Electronic Health Information (EHI)
Electronic Health Information (EHI) therefore is a subset of ePHI, and it’s defined as all of the ePHI that is available in a Designated Record Set (DRS).
Note that a common misconception is that EHI and ePHI are synonymous, which is not the case. It should also be noted that EHI may not be synonymous with the electronic information maintained in an organization’s Electronic Health Record (EHR).
Should an organization maintain ePHI that is part of a Designated Record Set outside of an EHR, then that information is EHI and would be subject to the information blocking regulations. Examples include image storage systems, document management systems, archived legacy EHRs, and any other ancillary systems containing ePHI.

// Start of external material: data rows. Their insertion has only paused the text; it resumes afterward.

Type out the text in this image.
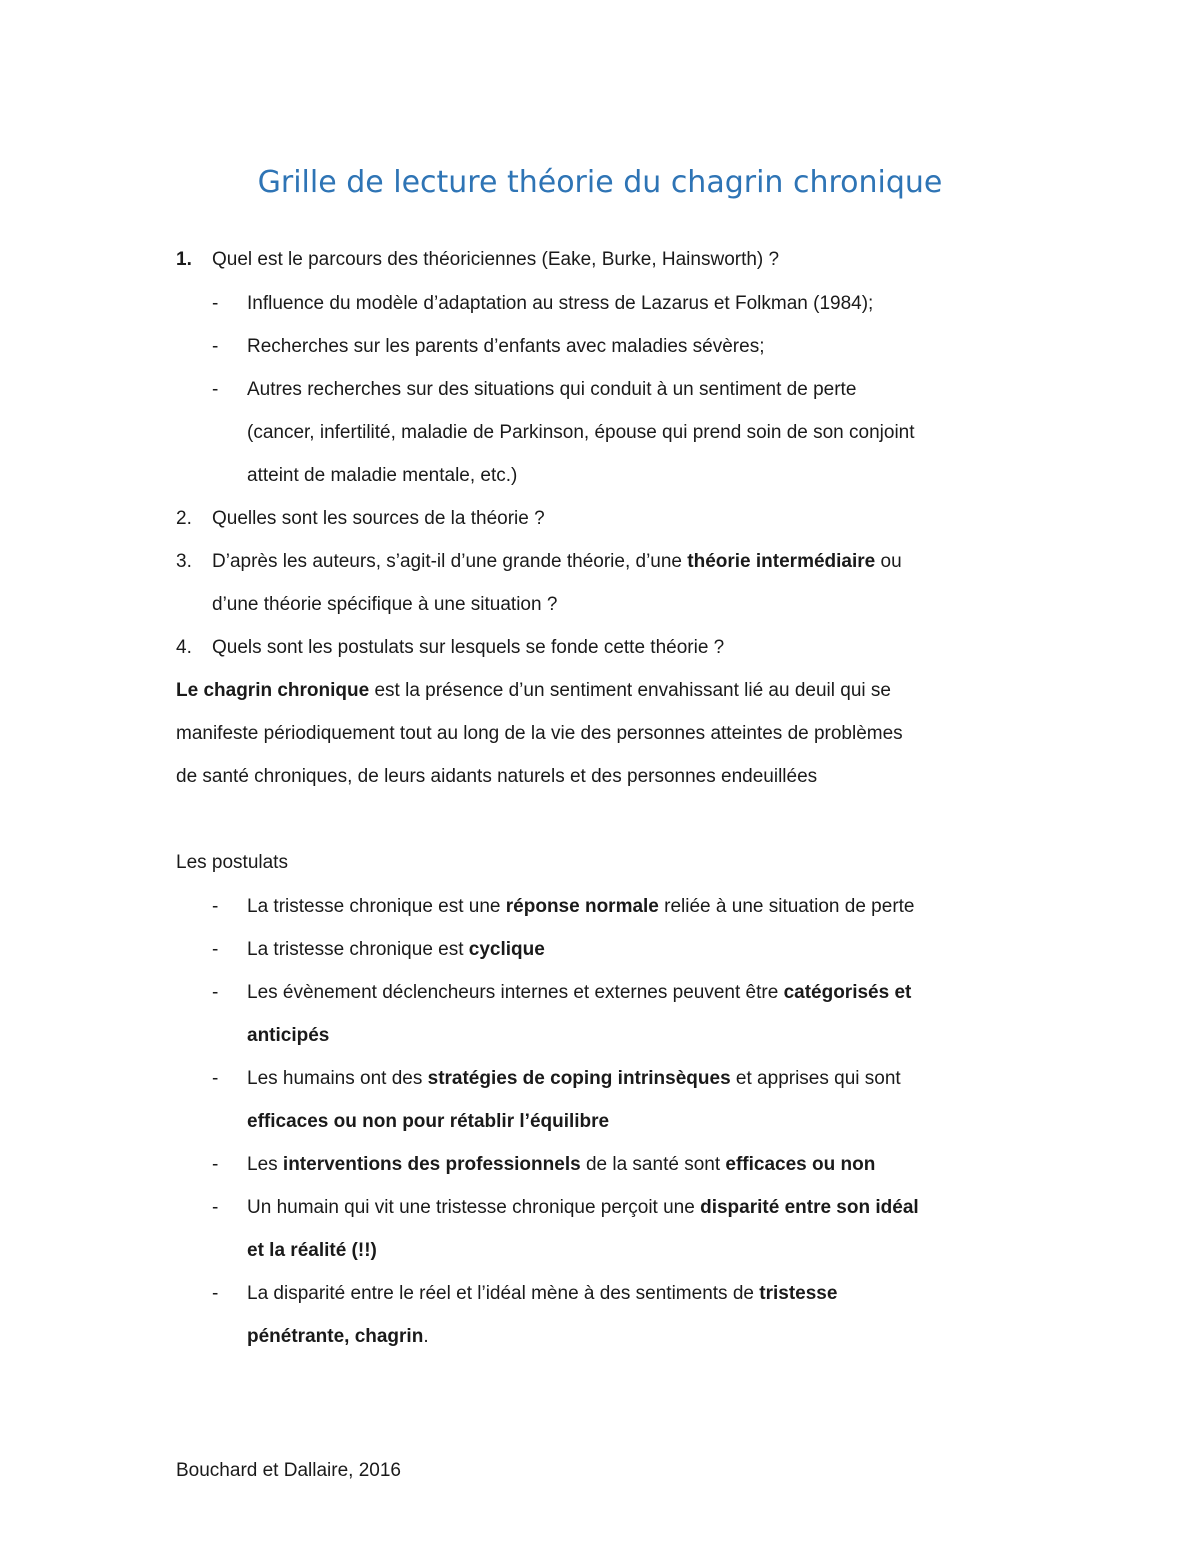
Grille de lecture théorie du chagrin chronique
1. Quel est le parcours des théoriciennes (Eake, Burke, Hainsworth) ?
- Influence du modèle d’adaptation au stress de Lazarus et Folkman (1984);
- Recherches sur les parents d’enfants avec maladies sévères;
- Autres recherches sur des situations qui conduit à un sentiment de perte
(cancer, infertilité, maladie de Parkinson, épouse qui prend soin de son conjoint
atteint de maladie mentale, etc.)
2. Quelles sont les sources de la théorie ?
3. D’après les auteurs, s’agit-il d’une grande théorie, d’une théorie intermédiaire ou
d’une théorie spécifique à une situation ?
4. Quels sont les postulats sur lesquels se fonde cette théorie ?
Le chagrin chronique est la présence d’un sentiment envahissant lié au deuil qui se
manifeste périodiquement tout au long de la vie des personnes atteintes de problèmes
de santé chroniques, de leurs aidants naturels et des personnes endeuillées
Les postulats
- La tristesse chronique est une réponse normale reliée à une situation de perte
- La tristesse chronique est cyclique
- Les évènement déclencheurs internes et externes peuvent être catégorisés et
anticipés
- Les humains ont des stratégies de coping intrinsèques et apprises qui sont
efficaces ou non pour rétablir l’équilibre
- Les interventions des professionnels de la santé sont efficaces ou non
- Un humain qui vit une tristesse chronique perçoit une disparité entre son idéal
et la réalité (!!)
- La disparité entre le réel et l’idéal mène à des sentiments de tristesse
pénétrante, chagrin.
Bouchard et Dallaire, 2016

- EHI is simply the electronic portion of the Designated Record Set defined for a given organization, recognizing that some items may be excluded (e,g. Psychotherapy Notes).
- EHI encompasses more data than just what is in the EHR. Many third-party systems likely contain EHI and are therefore in scope for Information Blocking.
- EHI has no “start date” – if information is stored electronically it should be shared, no matter how old it is.
- Until October 6, 2022 the scope of EHI has been defined to be the USCDI data set. After 10/6 the scope will be all EHI.
- Information Blocking is not limited to Covered Entities or Business Associates as defined by HIPAA, even though the HIPAA rules are used to define the Designated Record Set.
- If information is used to make decisions about individual patients it should be included as Electronic Health Information (EHI).